Provide pretrained models per language via:
path to file-system
or pretrained models available from gensim-data RaRe-Technologies/gensim-data
Example usage:
Input query: why is austria again the virus center
Output term expansion mutations:
{ "austria": "( austria OR germany^0.86 OR switzerland^0.86 )", "virus": "( virus OR h5n1^0.88 OR flu^0.88 )", "center": "( center OR centers^0.8 OR centre^0.78 )" }
Annotated mutation dictionary can be used in a following step.
- Parameters
step (str, "app") – app
type (str, "query_processing") – query_processing
name (str, "semantic_term_expander") – semantic_term_expander
analyzed_input_field (str, "nlp") – analyzed spacy Doc
output_field (str, "term_expansion_mutations") – the modified query string
model_mapping (dict) – mapping from language code to semantic-model-path to load
expand_by_pos (list, ["NOUN","PROPN"]) – list of POS tags that are used to expand query term
max_expansions (int, 3) – how many single tokens should be used for expansions
expansions_per_term (int, 2) – how many similar terms are added to a selected token (for expansion)

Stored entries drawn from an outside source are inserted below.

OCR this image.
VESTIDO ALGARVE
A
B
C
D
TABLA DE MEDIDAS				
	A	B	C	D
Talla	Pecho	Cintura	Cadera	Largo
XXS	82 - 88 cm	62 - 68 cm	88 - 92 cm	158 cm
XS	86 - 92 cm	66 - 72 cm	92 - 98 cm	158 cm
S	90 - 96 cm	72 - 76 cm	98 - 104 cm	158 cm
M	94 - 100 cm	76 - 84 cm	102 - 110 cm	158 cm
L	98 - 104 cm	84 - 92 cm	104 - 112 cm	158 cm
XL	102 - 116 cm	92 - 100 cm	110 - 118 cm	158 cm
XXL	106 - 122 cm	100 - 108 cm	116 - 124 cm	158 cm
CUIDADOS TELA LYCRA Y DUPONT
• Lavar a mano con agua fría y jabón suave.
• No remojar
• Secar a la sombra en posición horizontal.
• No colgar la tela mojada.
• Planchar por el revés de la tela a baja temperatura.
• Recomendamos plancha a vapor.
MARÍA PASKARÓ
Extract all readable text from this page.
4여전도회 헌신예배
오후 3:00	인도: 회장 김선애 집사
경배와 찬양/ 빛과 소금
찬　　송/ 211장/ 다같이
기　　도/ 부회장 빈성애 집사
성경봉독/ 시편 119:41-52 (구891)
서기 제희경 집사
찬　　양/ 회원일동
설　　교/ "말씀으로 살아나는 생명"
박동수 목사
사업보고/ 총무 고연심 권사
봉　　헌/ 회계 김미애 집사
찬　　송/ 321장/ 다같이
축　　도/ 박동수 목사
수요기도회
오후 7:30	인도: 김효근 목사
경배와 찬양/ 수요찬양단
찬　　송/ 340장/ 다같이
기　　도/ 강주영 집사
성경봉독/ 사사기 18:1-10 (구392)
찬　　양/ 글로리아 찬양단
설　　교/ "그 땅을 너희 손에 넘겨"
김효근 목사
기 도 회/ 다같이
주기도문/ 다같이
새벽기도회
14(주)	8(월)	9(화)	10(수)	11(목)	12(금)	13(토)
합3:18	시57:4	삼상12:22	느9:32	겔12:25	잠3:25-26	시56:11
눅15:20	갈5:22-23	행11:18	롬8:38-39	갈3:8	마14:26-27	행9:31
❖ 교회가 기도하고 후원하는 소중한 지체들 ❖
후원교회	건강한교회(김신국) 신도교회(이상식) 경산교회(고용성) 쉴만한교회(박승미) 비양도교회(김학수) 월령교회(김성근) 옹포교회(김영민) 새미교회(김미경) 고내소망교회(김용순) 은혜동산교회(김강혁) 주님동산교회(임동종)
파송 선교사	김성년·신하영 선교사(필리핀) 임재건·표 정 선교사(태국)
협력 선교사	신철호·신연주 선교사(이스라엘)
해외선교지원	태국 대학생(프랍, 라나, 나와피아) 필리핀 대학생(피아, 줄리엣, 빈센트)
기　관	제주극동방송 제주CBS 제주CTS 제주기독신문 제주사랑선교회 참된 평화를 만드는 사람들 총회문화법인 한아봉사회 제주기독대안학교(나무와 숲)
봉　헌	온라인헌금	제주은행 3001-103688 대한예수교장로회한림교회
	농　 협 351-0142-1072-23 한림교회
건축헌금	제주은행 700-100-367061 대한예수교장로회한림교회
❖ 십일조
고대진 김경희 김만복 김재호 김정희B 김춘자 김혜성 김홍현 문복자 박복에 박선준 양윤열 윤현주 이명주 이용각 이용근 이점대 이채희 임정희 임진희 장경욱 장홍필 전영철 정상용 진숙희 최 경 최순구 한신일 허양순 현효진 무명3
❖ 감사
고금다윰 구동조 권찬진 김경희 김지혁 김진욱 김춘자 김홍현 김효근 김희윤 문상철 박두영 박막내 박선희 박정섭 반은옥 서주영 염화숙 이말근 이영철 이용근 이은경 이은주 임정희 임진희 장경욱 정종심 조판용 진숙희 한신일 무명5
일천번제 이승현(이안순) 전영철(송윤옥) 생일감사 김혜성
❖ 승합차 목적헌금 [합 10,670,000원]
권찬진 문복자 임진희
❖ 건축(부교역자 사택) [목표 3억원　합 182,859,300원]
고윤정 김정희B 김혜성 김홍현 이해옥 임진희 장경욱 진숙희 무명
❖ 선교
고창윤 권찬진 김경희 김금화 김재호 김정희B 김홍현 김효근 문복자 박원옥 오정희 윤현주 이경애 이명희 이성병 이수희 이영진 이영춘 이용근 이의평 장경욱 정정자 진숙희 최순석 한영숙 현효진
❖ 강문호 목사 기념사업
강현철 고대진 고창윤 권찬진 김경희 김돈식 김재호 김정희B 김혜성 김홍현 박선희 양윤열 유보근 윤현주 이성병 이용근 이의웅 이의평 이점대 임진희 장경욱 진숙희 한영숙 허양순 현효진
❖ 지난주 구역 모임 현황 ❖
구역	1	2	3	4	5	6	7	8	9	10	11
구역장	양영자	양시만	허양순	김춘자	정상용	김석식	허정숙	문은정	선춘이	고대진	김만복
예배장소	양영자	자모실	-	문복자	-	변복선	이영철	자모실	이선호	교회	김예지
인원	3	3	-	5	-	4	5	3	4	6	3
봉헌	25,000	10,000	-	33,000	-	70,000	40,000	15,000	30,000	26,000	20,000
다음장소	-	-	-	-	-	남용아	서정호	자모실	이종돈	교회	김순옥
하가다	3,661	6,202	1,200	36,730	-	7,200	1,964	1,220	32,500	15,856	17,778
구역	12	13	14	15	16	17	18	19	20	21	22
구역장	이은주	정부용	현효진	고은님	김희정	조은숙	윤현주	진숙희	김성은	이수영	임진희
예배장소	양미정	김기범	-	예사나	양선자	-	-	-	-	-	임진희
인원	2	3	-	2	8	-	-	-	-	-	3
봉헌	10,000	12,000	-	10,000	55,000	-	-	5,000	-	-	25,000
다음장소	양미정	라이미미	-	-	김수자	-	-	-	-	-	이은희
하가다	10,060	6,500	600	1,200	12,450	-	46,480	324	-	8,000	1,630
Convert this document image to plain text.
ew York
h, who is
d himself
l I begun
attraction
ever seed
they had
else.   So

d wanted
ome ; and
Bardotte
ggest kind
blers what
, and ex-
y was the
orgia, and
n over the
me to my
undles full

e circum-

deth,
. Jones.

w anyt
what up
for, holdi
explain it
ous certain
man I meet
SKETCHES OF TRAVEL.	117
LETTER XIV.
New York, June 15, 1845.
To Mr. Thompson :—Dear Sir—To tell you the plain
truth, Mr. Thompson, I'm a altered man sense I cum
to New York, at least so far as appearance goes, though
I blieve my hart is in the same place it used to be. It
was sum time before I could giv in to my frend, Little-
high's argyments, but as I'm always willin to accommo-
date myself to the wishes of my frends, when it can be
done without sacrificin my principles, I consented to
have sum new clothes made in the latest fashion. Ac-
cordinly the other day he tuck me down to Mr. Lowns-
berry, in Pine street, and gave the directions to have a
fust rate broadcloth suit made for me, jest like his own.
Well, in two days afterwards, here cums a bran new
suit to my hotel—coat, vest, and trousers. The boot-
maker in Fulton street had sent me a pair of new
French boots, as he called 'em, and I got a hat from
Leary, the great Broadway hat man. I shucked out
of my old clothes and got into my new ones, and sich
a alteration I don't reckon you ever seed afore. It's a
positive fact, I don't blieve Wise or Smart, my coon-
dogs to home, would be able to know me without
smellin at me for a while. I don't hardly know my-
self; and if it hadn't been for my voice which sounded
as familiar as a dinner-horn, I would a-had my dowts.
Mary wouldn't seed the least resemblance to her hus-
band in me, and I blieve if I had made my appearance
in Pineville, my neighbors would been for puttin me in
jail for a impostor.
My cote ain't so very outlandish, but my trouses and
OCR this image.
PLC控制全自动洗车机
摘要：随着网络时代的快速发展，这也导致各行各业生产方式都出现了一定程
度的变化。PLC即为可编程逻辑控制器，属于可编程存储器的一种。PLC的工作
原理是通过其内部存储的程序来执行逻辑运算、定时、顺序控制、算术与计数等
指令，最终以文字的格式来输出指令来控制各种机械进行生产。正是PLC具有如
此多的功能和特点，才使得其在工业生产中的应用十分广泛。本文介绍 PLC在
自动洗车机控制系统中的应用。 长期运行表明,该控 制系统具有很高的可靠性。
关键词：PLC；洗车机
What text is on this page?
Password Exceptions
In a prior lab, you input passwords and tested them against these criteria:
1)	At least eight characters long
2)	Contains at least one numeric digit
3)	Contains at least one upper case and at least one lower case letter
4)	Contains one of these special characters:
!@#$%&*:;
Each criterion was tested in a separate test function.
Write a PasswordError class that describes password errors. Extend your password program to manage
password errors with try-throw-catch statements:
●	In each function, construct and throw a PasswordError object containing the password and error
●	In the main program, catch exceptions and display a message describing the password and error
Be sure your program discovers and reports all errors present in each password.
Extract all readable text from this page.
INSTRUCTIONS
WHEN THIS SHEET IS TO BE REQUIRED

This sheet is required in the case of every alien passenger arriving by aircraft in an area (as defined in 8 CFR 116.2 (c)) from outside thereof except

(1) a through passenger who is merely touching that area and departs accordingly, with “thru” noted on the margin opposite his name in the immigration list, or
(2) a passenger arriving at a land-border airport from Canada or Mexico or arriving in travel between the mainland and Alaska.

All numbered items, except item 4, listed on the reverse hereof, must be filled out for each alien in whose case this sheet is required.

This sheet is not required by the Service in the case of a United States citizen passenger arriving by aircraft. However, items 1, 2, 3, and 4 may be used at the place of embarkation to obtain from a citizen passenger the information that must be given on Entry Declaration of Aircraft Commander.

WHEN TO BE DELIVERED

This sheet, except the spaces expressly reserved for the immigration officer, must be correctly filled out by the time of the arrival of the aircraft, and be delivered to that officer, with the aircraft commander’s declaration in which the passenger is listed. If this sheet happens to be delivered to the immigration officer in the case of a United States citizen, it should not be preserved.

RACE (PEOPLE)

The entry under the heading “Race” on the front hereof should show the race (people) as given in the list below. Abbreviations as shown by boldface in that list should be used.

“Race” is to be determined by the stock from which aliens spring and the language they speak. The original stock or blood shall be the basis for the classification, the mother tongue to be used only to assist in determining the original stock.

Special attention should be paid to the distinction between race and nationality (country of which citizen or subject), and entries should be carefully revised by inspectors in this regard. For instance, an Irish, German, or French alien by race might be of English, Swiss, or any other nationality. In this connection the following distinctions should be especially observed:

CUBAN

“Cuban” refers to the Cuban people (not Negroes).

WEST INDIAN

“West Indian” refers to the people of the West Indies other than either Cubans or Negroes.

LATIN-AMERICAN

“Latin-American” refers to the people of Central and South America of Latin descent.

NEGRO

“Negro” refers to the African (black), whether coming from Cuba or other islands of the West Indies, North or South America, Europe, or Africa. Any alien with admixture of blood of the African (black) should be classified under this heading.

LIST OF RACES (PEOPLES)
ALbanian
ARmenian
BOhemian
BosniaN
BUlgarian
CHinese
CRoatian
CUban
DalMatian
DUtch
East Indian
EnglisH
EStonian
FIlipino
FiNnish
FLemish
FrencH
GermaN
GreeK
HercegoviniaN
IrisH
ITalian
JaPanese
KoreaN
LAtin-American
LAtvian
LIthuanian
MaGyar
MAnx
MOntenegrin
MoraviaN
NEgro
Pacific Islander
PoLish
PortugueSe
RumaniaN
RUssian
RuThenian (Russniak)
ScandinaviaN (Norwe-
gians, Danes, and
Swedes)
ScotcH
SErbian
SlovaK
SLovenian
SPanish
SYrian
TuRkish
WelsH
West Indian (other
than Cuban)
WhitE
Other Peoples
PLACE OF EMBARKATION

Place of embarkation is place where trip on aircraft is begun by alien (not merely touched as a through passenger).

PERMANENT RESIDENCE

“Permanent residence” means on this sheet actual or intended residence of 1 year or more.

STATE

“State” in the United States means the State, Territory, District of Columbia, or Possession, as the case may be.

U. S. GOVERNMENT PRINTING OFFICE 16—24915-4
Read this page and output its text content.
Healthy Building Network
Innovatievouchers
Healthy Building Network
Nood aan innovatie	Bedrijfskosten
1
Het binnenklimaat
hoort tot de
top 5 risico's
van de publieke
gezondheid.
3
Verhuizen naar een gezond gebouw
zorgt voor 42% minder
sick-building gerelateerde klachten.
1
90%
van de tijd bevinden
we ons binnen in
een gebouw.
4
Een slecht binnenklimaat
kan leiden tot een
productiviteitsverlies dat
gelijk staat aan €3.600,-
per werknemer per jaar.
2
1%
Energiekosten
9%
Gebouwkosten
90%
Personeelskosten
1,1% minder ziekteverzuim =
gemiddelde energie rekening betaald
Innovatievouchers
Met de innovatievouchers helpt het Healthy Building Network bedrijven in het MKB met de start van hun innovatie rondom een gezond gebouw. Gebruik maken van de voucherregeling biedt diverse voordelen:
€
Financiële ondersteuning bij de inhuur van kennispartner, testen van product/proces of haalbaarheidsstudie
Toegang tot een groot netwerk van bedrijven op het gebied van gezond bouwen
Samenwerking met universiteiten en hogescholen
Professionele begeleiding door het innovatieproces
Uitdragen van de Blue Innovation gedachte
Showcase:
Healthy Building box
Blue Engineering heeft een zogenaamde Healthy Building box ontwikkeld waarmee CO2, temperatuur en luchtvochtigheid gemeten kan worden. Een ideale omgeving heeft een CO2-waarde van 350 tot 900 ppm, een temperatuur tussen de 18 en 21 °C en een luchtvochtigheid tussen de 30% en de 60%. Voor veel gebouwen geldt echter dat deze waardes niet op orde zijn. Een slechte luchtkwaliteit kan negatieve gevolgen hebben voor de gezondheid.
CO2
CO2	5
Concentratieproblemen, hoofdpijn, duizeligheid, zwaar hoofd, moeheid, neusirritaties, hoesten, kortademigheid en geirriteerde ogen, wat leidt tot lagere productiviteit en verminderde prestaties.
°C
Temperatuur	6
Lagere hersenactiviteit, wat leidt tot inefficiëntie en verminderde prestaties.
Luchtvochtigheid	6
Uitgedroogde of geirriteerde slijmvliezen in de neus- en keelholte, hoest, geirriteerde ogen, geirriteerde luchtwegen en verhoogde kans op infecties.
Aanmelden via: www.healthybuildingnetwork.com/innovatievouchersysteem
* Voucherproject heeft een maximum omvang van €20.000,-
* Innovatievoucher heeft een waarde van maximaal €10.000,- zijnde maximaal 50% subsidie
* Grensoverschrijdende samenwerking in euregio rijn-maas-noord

similarity_threshold (float, 0.5) – minimum similarity of user-token to model-token to be used for expansion
path (str, ".") – path
Methods Summary
get_expand_candidates
(analyzed_query)Currently only apply semantic term expansion on single term tokens // and selected POS type.
process_doc
(doc)Process a document
Methods Documentation
- get_expand_candidates(analyzed_query)#
Currently only apply semantic term expansion on single term tokens // and selected POS type.